Les académies de Lille, Nancy-Metz et La Martinique sont parmi les académies qui seront les plus concernées par les suppressions de postes dans l'Education à la rentrée 2011, selon le document ministériel de carte scolaire dont l'AFP a eu copie vendredi.

16.000 postes seront supprimés en 2011 dans le cadre de la loi de Finances qui a été adoptée définitivement mercredi par le Parlement.

Dans l'enseignement public, seront supprimés 8.967 postes d'enseignants en primaire, dont 5.600 au titre d'une « résorption » d'un actuel « surnombre » d'enseignants, 4.800 postes d'enseignants en collèges et lycées et 600 postes au sein des personnels administratifs.

Selon le document ministériel, en valeurs absolues, dans le primaire, les suppressions sont surtout dans les académies de Lille (336 postes en moins sur 20.938 emplois) et Nancy-Metz (298 en moins sur 12.243), mais le document précise qu'une baisse des effectifs écoliers est attendue dans ces deux académies.

Côté collèges et lycées, les suppressions de postes affecteront, en proportion, surtout la Martinique (- 3,9 % par rapport à 2010) et l'académie de Nancy-Metz (- 3,4 %), deux endroits où des baisses démographiques sont attendues, mais aussi, dans une moindre mesure, celles de Lille (- 1,8 %) et de Créteil (- 1,5 %), alors que là sont attendues des hausses du nombre d'élèves.

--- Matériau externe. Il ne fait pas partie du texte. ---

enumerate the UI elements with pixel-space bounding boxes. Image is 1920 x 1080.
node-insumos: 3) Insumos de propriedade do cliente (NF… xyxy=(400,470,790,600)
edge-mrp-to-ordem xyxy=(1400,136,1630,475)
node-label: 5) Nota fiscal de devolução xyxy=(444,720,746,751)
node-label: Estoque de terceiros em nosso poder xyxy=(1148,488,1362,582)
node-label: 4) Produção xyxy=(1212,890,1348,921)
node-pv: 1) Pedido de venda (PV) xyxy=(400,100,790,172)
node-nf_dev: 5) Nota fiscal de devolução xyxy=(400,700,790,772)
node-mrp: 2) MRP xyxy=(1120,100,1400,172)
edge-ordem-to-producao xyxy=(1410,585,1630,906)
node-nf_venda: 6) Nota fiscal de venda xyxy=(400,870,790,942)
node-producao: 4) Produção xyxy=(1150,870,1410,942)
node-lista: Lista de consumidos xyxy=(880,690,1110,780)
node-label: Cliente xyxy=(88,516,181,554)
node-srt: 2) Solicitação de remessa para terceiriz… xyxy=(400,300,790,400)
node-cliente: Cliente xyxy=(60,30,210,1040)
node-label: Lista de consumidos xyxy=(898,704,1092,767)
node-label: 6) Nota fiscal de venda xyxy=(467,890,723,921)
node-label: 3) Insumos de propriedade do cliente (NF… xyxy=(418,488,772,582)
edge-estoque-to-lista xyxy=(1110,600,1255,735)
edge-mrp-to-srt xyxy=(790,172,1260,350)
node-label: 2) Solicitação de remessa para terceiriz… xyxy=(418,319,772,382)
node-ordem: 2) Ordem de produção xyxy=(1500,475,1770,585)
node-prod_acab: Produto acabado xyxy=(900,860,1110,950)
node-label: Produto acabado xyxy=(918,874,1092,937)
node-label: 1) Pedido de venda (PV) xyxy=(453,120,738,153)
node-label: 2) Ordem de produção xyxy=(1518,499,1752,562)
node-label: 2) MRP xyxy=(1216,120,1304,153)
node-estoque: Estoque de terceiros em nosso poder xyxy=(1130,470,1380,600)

Un document relève par ailleurs que Lille et Nancy-Metz ont été, à la rentrée 2010, plutôt bien dotées en moyens d'enseignement (remplaçants compris).

Ces répartitions des évolutions d'emplois par académie seront ensuite transmises aux recteurs, à charge pour eux d'opérer la répartition par département, puis par établissement.